Sebald's narrative control in the recounting of this terrible tale is remarkable. The creeping horror of the fate of the Austerlitzes is communicated all the more effectively because the narrative never raises its voice. Instead it maintains a masterly and unnerving evenness of tone. The moment, toward the close of the book, when we are finally shown a photograph of a woman who is almost certainly Agáta, is one of the most moving moments that a reader is likely to encounter in modern literature. There are passages of breathless beauty in this book, as when Austerlitz describes watching in slow motion a propaganda film of life in the Terezín camp: “The men and women employed in the workshops now looked as if they were toiling in their sleep, so long did it take them to draw needle and thread through the air as they stitched, so heavily did their eyelids sink, so slowly did their lips move as they looked up wearily at the camera.” Mysteriously lovely, too, is the account of a performance by a traveling circus that Austerlitz attends in Paris, at the end of which the whole troupe, accompanied by a white goose, gathers to play on a motley of instruments a tune that Austerlitz does not recognize but that moves him deeply. Looking back, however,

it seems to me as if the mystery which touched me at the time was summed up in the image of the snow-white goose standing motionless and steadfast among the musicians as long as they played. Neck craning forward slightly, pale eyelids slightly lowered, it listened there in the tent beneath that shimmering firmament of painted stars until the last notes had died away, as if it knew its own future and the fate of its present companions.

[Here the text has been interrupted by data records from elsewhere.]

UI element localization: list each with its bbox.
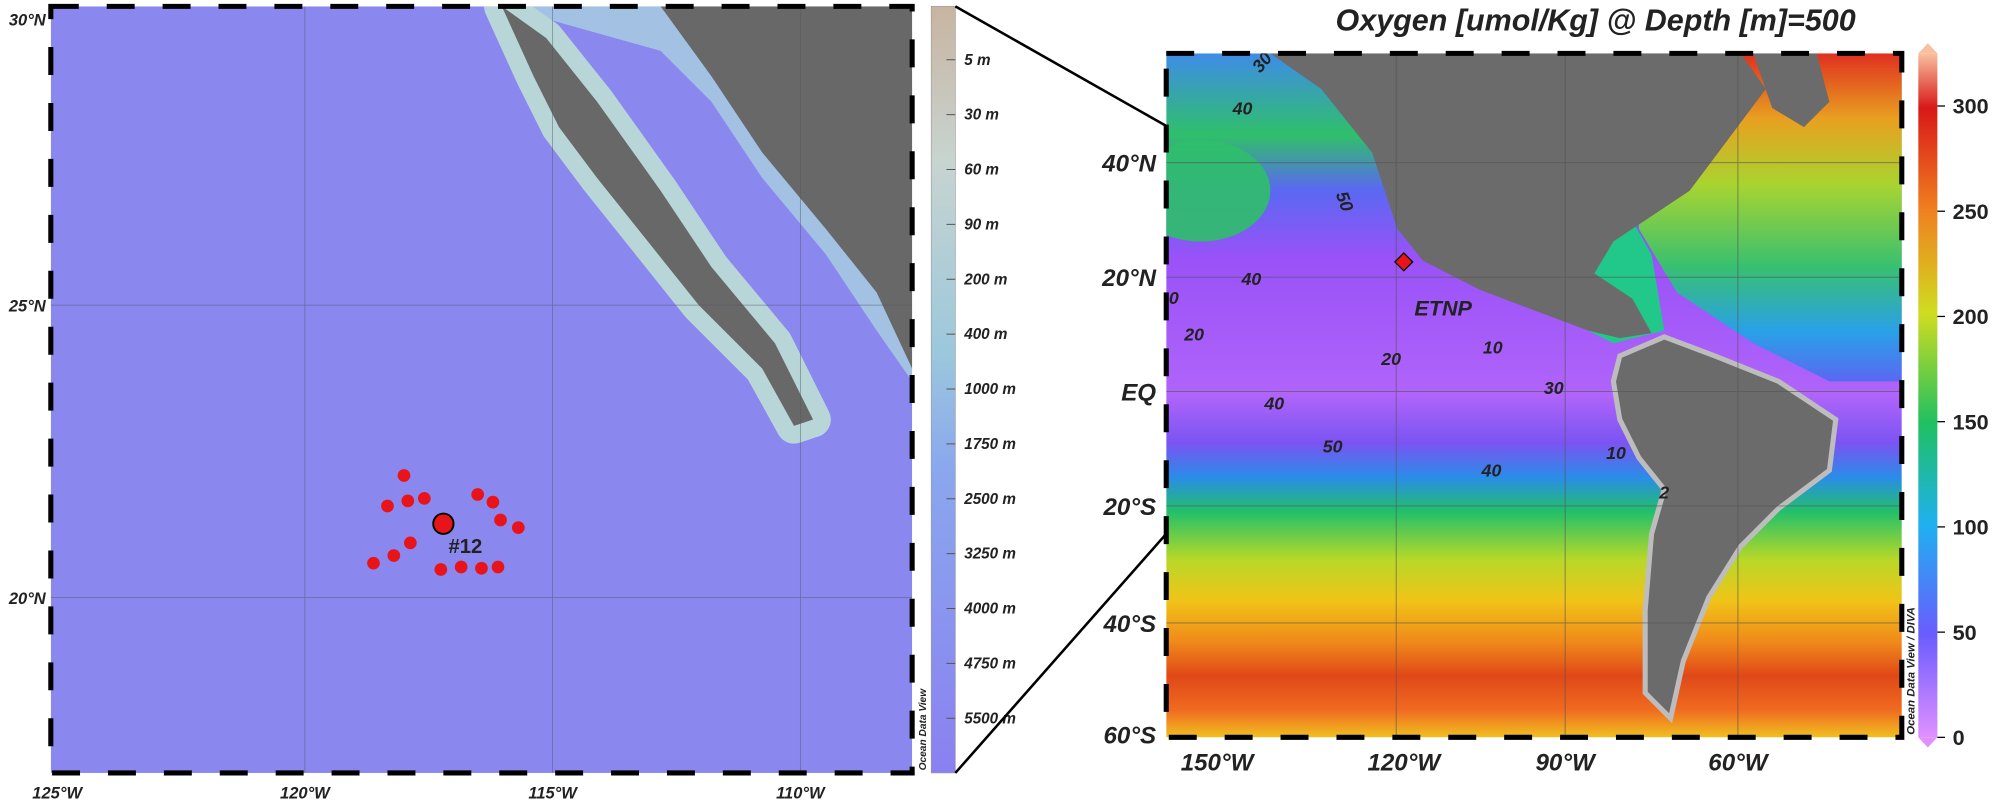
depth-label: 3250 m: [964, 546, 1016, 563]
contour-label: 0: [1169, 288, 1179, 308]
depth-labels: 5 m 30 m 60 m 90 m 200 m 400 m 1000 m 1750 m 250…: [946, 52, 1016, 727]
depth-label: 2500 m: [963, 491, 1016, 508]
baja-california: [501, 6, 814, 426]
field-patch: [1166, 139, 1271, 242]
oxygen-colorbar: [1918, 53, 1938, 738]
contour-label: 40: [1481, 461, 1502, 481]
north-america: [1270, 53, 1766, 339]
depth-label: 400 m: [963, 326, 1007, 343]
contour-label: 50: [1323, 437, 1343, 457]
depth-label: 4000 m: [963, 601, 1016, 618]
depth-label: 4750 m: [963, 655, 1016, 672]
colorbar-extend: [1918, 737, 1938, 748]
colorbar-tick-label: 50: [1953, 620, 1977, 645]
depth-label: 1750 m: [964, 436, 1016, 453]
map-frame: [1163, 50, 1905, 740]
depth-label: 5500 m: [964, 710, 1016, 727]
lat-label: 60°S: [1104, 723, 1157, 750]
depth-label: 200 m: [963, 271, 1007, 288]
lat-label: 40°S: [1103, 611, 1157, 638]
lat-label: 40°N: [1101, 151, 1156, 178]
stations: [367, 469, 525, 576]
bathymetry-map: [50, 6, 913, 773]
colorbar-tick-label: 150: [1953, 409, 1989, 434]
lat-label: 25°N: [8, 296, 47, 315]
colorbar-tick-label: 250: [1953, 199, 1989, 224]
contour-label: 40: [1263, 393, 1284, 413]
lon-label: 115°W: [528, 783, 578, 802]
contour-label: 2: [1658, 482, 1669, 502]
left-lat-labels: 30°N 25°N 20°N: [8, 10, 47, 607]
lon-label: 90°W: [1536, 749, 1597, 776]
mainland: [660, 6, 913, 369]
colorbar-tick-label: 100: [1953, 515, 1989, 540]
lat-label: EQ: [1121, 379, 1156, 406]
lat-label: 20°S: [1103, 494, 1157, 521]
lat-label: 20°N: [8, 589, 47, 608]
left-lon-labels: 125°W 120°W 115°W 110°W: [32, 783, 826, 802]
colorbar-tick-label: 200: [1953, 304, 1989, 329]
colorbar-ticks: 0 50 100 150 200 250 300: [1937, 94, 1989, 750]
depth-colorbar: [930, 6, 956, 774]
lat-label: 20°N: [1101, 265, 1156, 292]
map-title: Oxygen [umol/Kg] @ Depth [m]=500: [1336, 4, 1856, 38]
colorbar-tick-label: 0: [1953, 725, 1965, 750]
right-lon-labels: 150°W 120°W 90°W 60°W: [1181, 749, 1770, 776]
graticule: [50, 6, 913, 773]
greenland: [1753, 53, 1830, 128]
depth-label: 5 m: [964, 52, 990, 69]
station-marker: [1394, 252, 1414, 272]
credit: Ocean Data View: [918, 688, 929, 771]
depth-label: 1000 m: [964, 381, 1016, 398]
credit: Ocean Data View / DIVA: [1906, 607, 1918, 735]
lon-label: 150°W: [1181, 749, 1256, 776]
station-label: #12: [448, 536, 482, 558]
contour-label: 40: [1240, 269, 1261, 289]
lon-label: 110°W: [776, 783, 826, 802]
depth-label: 60 m: [964, 162, 999, 179]
depth-label: 90 m: [964, 216, 999, 233]
lon-label: 120°W: [280, 783, 331, 802]
contour-label: 10: [1606, 443, 1626, 463]
contour-label: 20: [1183, 325, 1204, 345]
contour-label: 20: [1380, 349, 1401, 369]
colorbar-tick-label: 300: [1953, 94, 1989, 119]
lon-label: 125°W: [32, 783, 83, 802]
map-frame: [48, 3, 915, 776]
lon-label: 120°W: [1367, 749, 1442, 776]
lat-label: 30°N: [9, 10, 47, 29]
graticule: [1166, 53, 1902, 738]
depth-label: 30 m: [964, 107, 999, 124]
contour-label: 40: [1232, 98, 1253, 118]
contour-label: 30: [1544, 378, 1564, 398]
contour-label: 10: [1483, 337, 1503, 357]
colorbar-extend: [1918, 43, 1938, 54]
right-lat-labels: 40°N 20°N EQ 20°S 40°S 60°S: [1101, 151, 1156, 750]
region-label: ETNP: [1414, 295, 1472, 320]
lon-label: 60°W: [1708, 749, 1769, 776]
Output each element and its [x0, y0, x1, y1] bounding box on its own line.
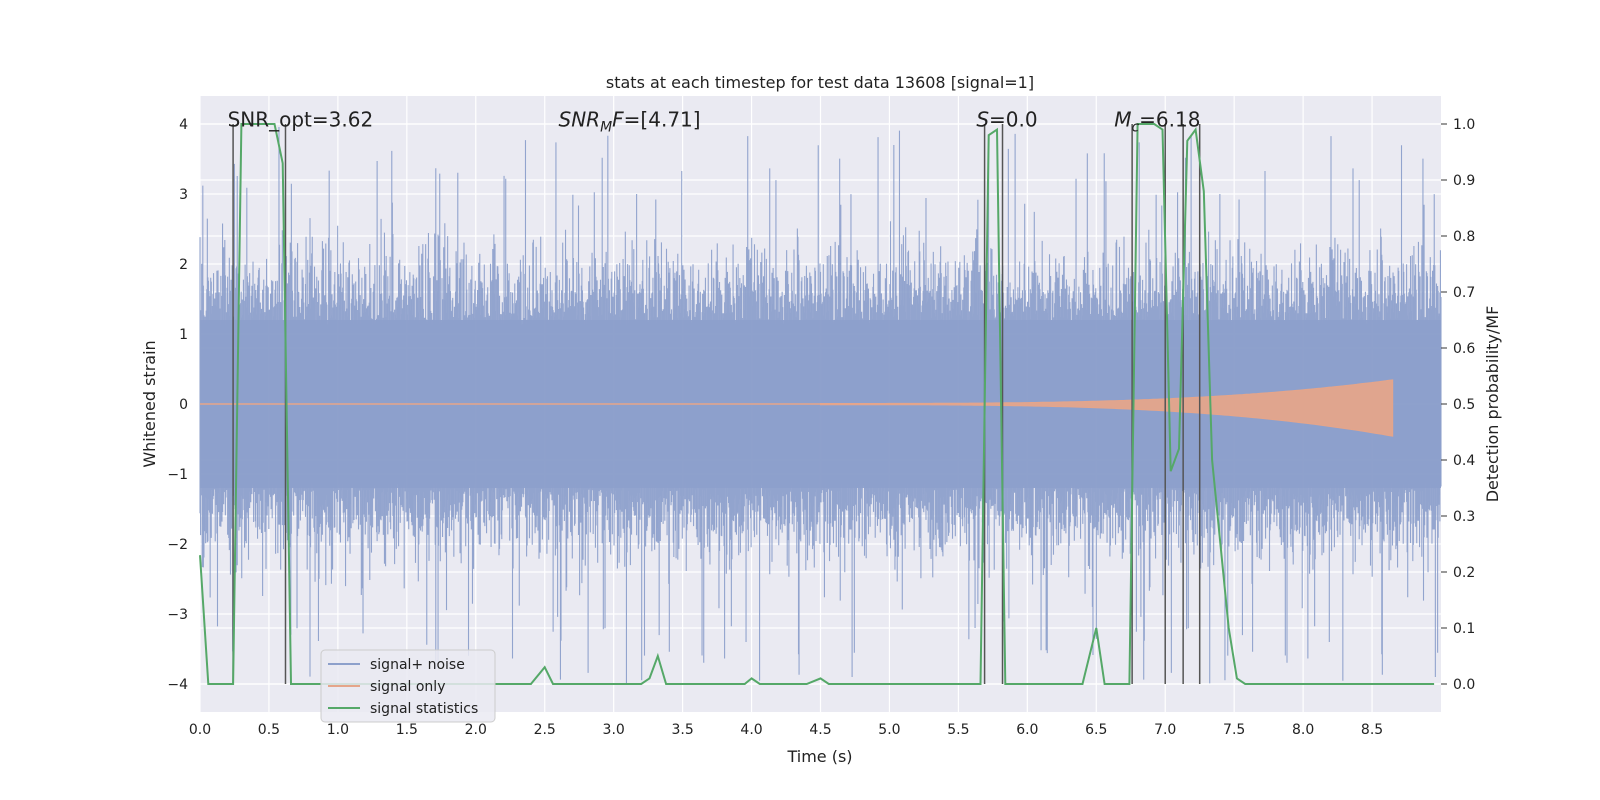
x-tick-label-9: 4.5 [809, 722, 831, 738]
y-right-tick-label-0: 0.0 [1453, 677, 1475, 693]
y-right-tick-label-1: 0.1 [1453, 621, 1475, 637]
y-right-tick-label-2: 0.2 [1453, 565, 1475, 581]
y-left-tick-label-1: −3 [167, 607, 188, 623]
x-tick-label-10: 5.0 [878, 722, 900, 738]
legend: signal+ noise signal only signal statist… [320, 649, 496, 723]
right-y-axis-label: Detection probability/MF [1483, 306, 1502, 503]
y-left-tick-label-7: 3 [179, 187, 188, 203]
legend-box [320, 649, 496, 723]
y-right-tick-label-8: 0.8 [1453, 229, 1475, 245]
y-left-tick-label-0: −4 [167, 677, 188, 693]
x-tick-label-13: 6.5 [1085, 722, 1107, 738]
x-tick-label-17: 8.5 [1361, 722, 1383, 738]
x-tick-label-4: 2.0 [465, 722, 487, 738]
x-tick-label-7: 3.5 [671, 722, 693, 738]
y-left-tick-label-3: −1 [167, 467, 188, 483]
chart-title: stats at each timestep for test data 136… [606, 73, 1034, 92]
x-tick-label-8: 4.0 [740, 722, 762, 738]
y-right-tick-label-7: 0.7 [1453, 285, 1475, 301]
x-tick-label-14: 7.0 [1154, 722, 1176, 738]
annotation-s-stat: S=0.0 [976, 108, 1037, 132]
signal-statistics-line [199, 123, 1435, 685]
signal-statistics-series [199, 123, 1435, 685]
y-left-tick-label-5: 1 [179, 327, 188, 343]
right-y-axis-ticks: 0.0 0.1 0.2 0.3 0.4 0.5 0.6 0.7 0.8 0.9 1.0 [1441, 117, 1475, 693]
x-axis-label: Time (s) [786, 747, 852, 766]
x-tick-label-12: 6.0 [1016, 722, 1038, 738]
x-tick-label-16: 8.0 [1292, 722, 1314, 738]
x-tick-label-15: 7.5 [1223, 722, 1245, 738]
vertical-marker-lines [232, 124, 1201, 684]
x-tick-label-0: 0.0 [189, 722, 211, 738]
y-left-tick-label-6: 2 [179, 257, 188, 273]
x-axis-ticks: 0.0 0.5 1.0 1.5 2.0 2.5 3.0 3.5 4.0 4.5 5.0 5.5 6.0 6… [189, 722, 1383, 738]
y-left-tick-label-8: 4 [179, 117, 188, 133]
x-tick-label-5: 2.5 [534, 722, 556, 738]
y-left-tick-label-4: 0 [179, 397, 188, 413]
legend-label-signal-statistics: signal statistics [370, 701, 478, 717]
x-tick-label-1: 0.5 [258, 722, 280, 738]
x-tick-label-2: 1.0 [327, 722, 349, 738]
y-right-tick-label-10: 1.0 [1453, 117, 1475, 133]
y-right-tick-label-9: 0.9 [1453, 173, 1475, 189]
signal-only-series [200, 379, 1394, 437]
x-tick-label-3: 1.5 [396, 722, 418, 738]
left-y-axis-label: Whitened strain [140, 340, 159, 467]
y-right-tick-label-5: 0.5 [1453, 397, 1475, 413]
legend-label-signal-only: signal only [370, 679, 445, 695]
annotation-chirp-mass: Mc=6.18 [1114, 108, 1200, 136]
y-left-tick-label-2: −2 [167, 537, 188, 553]
x-tick-label-11: 5.5 [947, 722, 969, 738]
annotations: SNR_opt=3.62 SNRMF=[4.71] S=0.0 Mc=6.18 [228, 108, 1201, 136]
annotation-snr-opt: SNR_opt=3.62 [228, 108, 374, 132]
legend-label-signal-noise: signal+ noise [370, 657, 465, 673]
y-right-tick-label-4: 0.4 [1453, 453, 1475, 469]
x-tick-label-6: 3.0 [603, 722, 625, 738]
left-y-axis-ticks: −4 −3 −2 −1 0 1 2 3 4 [167, 117, 188, 693]
y-right-tick-label-6: 0.6 [1453, 341, 1475, 357]
y-right-tick-label-3: 0.3 [1453, 509, 1475, 525]
annotation-snr-mf: SNRMF=[4.71] [559, 108, 701, 136]
signal-only-chirp [820, 379, 1394, 437]
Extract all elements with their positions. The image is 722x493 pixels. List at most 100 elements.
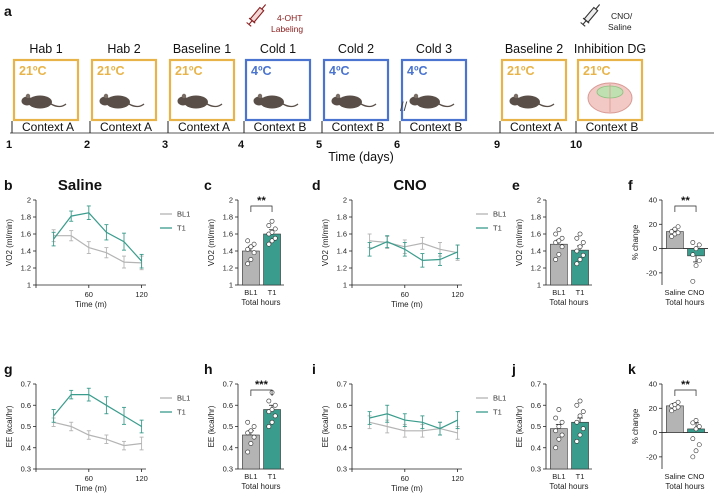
y-tick-label: 1.2 bbox=[21, 264, 31, 273]
data-point bbox=[574, 235, 580, 241]
panel-label-e: e bbox=[512, 177, 520, 193]
x-axis-label: Total hours bbox=[549, 298, 588, 307]
x-tick-label: 60 bbox=[85, 474, 93, 483]
significance-marker: ** bbox=[681, 195, 690, 207]
stage-context: Context A bbox=[22, 120, 74, 134]
x-tick-label: 60 bbox=[85, 290, 93, 299]
significance-bracket bbox=[250, 205, 273, 212]
stage-day: 4 bbox=[238, 139, 245, 151]
data-point bbox=[675, 399, 681, 405]
series-T1 bbox=[367, 404, 460, 436]
x-axis-label: Time (m) bbox=[75, 300, 107, 309]
data-point bbox=[577, 231, 583, 237]
stage-name: Hab 2 bbox=[107, 42, 140, 56]
significance-bracket bbox=[674, 205, 697, 212]
data-point bbox=[574, 438, 580, 444]
stage-day: 6 bbox=[394, 139, 400, 151]
labeling-line-2: Labeling bbox=[271, 24, 303, 34]
bar bbox=[242, 434, 260, 470]
stage-name: Inhibition DG bbox=[574, 42, 646, 56]
y-axis-label: EE (kcal/hr) bbox=[207, 405, 216, 447]
data-point bbox=[245, 238, 251, 244]
data-point bbox=[556, 424, 562, 429]
data-point bbox=[245, 449, 251, 455]
data-point bbox=[553, 231, 559, 237]
stage-context: Context B bbox=[586, 120, 639, 134]
series-line bbox=[369, 413, 458, 430]
y-tick-label: 20 bbox=[649, 404, 657, 413]
y-axis-label: EE (kcal/hr) bbox=[515, 405, 524, 447]
stage-box bbox=[244, 58, 312, 122]
category-label: BL1 bbox=[552, 472, 565, 481]
y-tick-label: 1.2 bbox=[223, 264, 233, 273]
y-tick-label: 1 bbox=[537, 281, 541, 290]
protocol-timeline: a 4-OHT Labeling CNO/ Saline Hab 1 21ºC Co… bbox=[4, 3, 714, 164]
stage-context: Context B bbox=[332, 120, 385, 134]
y-tick-label: 0 bbox=[653, 244, 657, 253]
mouse-icon bbox=[177, 93, 223, 109]
data-point bbox=[559, 235, 565, 241]
bar bbox=[550, 428, 568, 470]
syringe-icon-treatment bbox=[580, 4, 601, 27]
data-point bbox=[269, 238, 275, 244]
data-point bbox=[693, 426, 699, 432]
series-BL1 bbox=[51, 417, 144, 451]
stage-name: Cold 3 bbox=[416, 42, 452, 56]
data-point bbox=[553, 445, 559, 451]
y-tick-label: 1.2 bbox=[531, 264, 541, 273]
data-point bbox=[556, 251, 562, 257]
x-tick-label: 120 bbox=[135, 474, 148, 483]
panel-label-k: k bbox=[628, 361, 636, 377]
y-axis-label: VO2 (ml/min) bbox=[515, 219, 524, 266]
panel-label-d: d bbox=[312, 177, 321, 193]
x-tick-label: 120 bbox=[451, 474, 464, 483]
y-tick-label: 20 bbox=[649, 220, 657, 229]
category-label: BL1 bbox=[244, 472, 257, 481]
stage-box bbox=[90, 58, 158, 122]
data-point bbox=[245, 419, 251, 425]
y-tick-label: 0.6 bbox=[21, 401, 31, 410]
series-T1 bbox=[51, 205, 144, 269]
y-tick-label: 0.5 bbox=[21, 422, 31, 431]
data-point bbox=[577, 413, 583, 419]
y-tick-label: 1 bbox=[343, 281, 347, 290]
significance-marker: ** bbox=[257, 195, 266, 207]
stage-day: 9 bbox=[494, 139, 500, 151]
data-point bbox=[693, 246, 699, 251]
mouse-icon bbox=[409, 93, 455, 109]
x-axis-label: Total hours bbox=[665, 482, 704, 491]
stage-temp: 21ºC bbox=[507, 64, 535, 78]
series-line bbox=[369, 241, 458, 262]
category-label: CNO bbox=[688, 288, 705, 297]
timeline-stages: Hab 1 21ºC Context A 1 Hab 2 21ºC Context A 2 Ba… bbox=[6, 42, 646, 151]
chart-d: d 1 1.2 1.4 1.6 1.8 2 60 120 VO2 (ml/min) Time (m)… bbox=[312, 177, 506, 309]
treatment-line-1: CNO/ bbox=[611, 11, 633, 21]
legend-label: BL1 bbox=[177, 394, 190, 403]
chart-g: g 0.3 0.4 0.5 0.6 0.7 60 120 EE (kcal/hr) Time (m… bbox=[4, 361, 190, 493]
y-tick-label: 40 bbox=[649, 196, 657, 205]
x-axis-label: Total hours bbox=[241, 482, 280, 491]
y-tick-label: 1.4 bbox=[21, 247, 31, 256]
category-label: T1 bbox=[268, 472, 277, 481]
data-point bbox=[696, 242, 702, 248]
stage-3: Baseline 1 21ºC Context A 3 bbox=[162, 42, 236, 151]
y-tick-label: 0.7 bbox=[337, 380, 347, 389]
data-point bbox=[672, 226, 678, 232]
data-point bbox=[553, 428, 559, 434]
y-axis-label: VO2 (ml/min) bbox=[5, 219, 14, 266]
data-point bbox=[574, 261, 580, 267]
significance-bracket bbox=[250, 389, 273, 396]
y-axis-label: EE (kcal/hr) bbox=[5, 405, 14, 447]
data-point bbox=[251, 434, 257, 440]
legend-label: T1 bbox=[177, 408, 186, 417]
series-line bbox=[53, 212, 143, 262]
bar bbox=[571, 421, 589, 470]
stage-name: Cold 1 bbox=[260, 42, 296, 56]
legend-label: T1 bbox=[493, 408, 502, 417]
data-point bbox=[672, 402, 678, 408]
data-point bbox=[272, 226, 278, 232]
stage-context: Context A bbox=[510, 120, 562, 134]
y-tick-label: 0.3 bbox=[223, 465, 233, 474]
syringe-icon-labeling bbox=[246, 4, 267, 27]
panel-label-b: b bbox=[4, 177, 13, 193]
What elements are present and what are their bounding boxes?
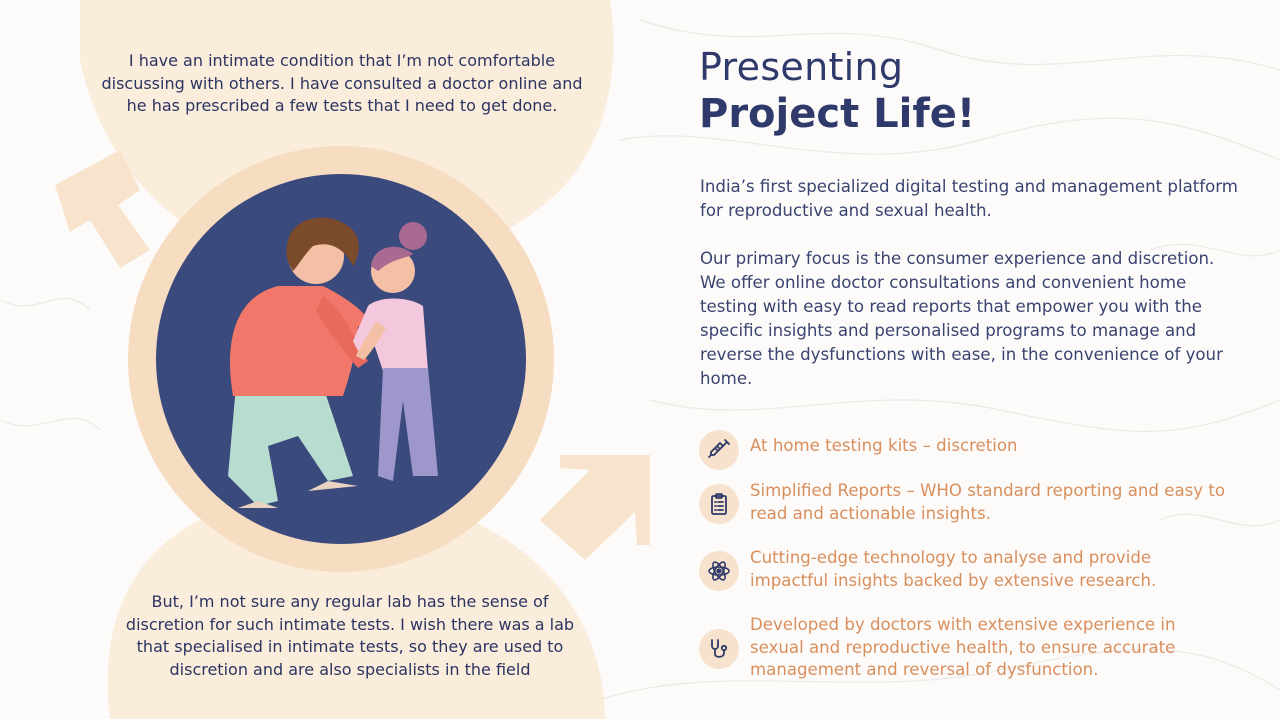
description-intro: India’s first specialized digital testin… xyxy=(700,177,1238,221)
woman-figure xyxy=(353,222,438,481)
stethoscope-icon xyxy=(699,629,739,669)
description-focus: Our primary focus is the consumer experi… xyxy=(700,249,1223,389)
feature-text: At home testing kits – discretion xyxy=(750,436,1018,455)
page-title: Presenting Project Life! xyxy=(699,44,975,138)
man-figure xyxy=(228,217,380,508)
clipboard-report-icon xyxy=(699,484,739,524)
peach-arrow xyxy=(540,455,650,560)
feature-text: Cutting-edge technology to analyse and p… xyxy=(750,548,1157,590)
syringe-icon xyxy=(699,430,739,470)
couple-illustration xyxy=(128,146,554,572)
atom-icon xyxy=(699,551,739,591)
feature-text: Simplified Reports – WHO standard report… xyxy=(750,481,1226,523)
quote-top: I have an intimate condition that I’m no… xyxy=(101,51,583,115)
quote-bottom: But, I’m not sure any regular lab has th… xyxy=(125,592,575,679)
title-line-2: Project Life! xyxy=(699,91,976,137)
contour-lines xyxy=(0,19,1280,701)
title-line-1: Presenting xyxy=(699,45,904,89)
peach-cross-arm xyxy=(55,150,150,268)
feature-text: Developed by doctors with extensive expe… xyxy=(750,615,1176,679)
peach-blob-bottom xyxy=(107,520,605,719)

The Europe through which Sebald, or his narrator, wanders is not the Europe of treaties and economic miracles and social progress. The eye that he casts upon his continent is cold and utterly undeceived. The places that he visits are not the grand boulevards, the glittering esplanades, the statued parks, but the unconsidered corners, the bricked-over wastelands and soulless architectural sites. There is a splendidly disgusted visit to Paris's new Bibliothèque Nationale on the quai François Mauriac, a building “devised … on purpose to instill a sense of insecurity and humiliation in the poor readers,” where the reverberations of catastrophe are still unmistakably to be felt. For Sebald, the “new” Europe is as neat and clean and orderly as the vast cemeteries in Flanders where the fallen of World War I are laid out under row upon endless row of white crosses.

The seriousness of Sebald's endeavor is plain and impressive. His work is nothing less than a chronicle of the end of a civilization. Europe, Sebald is telling us, committed suicide in the first half of the twentieth century, and what remains is, for all the carefully applied cosmetics, a lifeless object of desperate veneration and uneasy nostalgia, like Lenin's corpse in its mausoleum in Red Square. As Austerlitz remarks of the Palace of Justice on Gallows Hill in Brussels, “At the most we gaze at it in wonder, a kind of wonder which in itself is a form of dawning horror, for somehow we know by instinct that out-sized buildings cast the shadow of their own destruction before them, and are designed from the first with an eye to their later existence as ruins.”

Austerlitz itself is a kind of majestic and mysterious ruin, a place of secret chambers, of hushed and anonymous spaces, of star-shaped structures crouching in silence under glass domes and peopled by the dead, and by the living dead. Yet for all its bleakness, this book, like Sebald's other books, is peculiarly invigorating and, dare one say, filled with hope, of no matter how tentative a variety. Sebald's voice is speaking out of the rubble, erecting the edifice of art.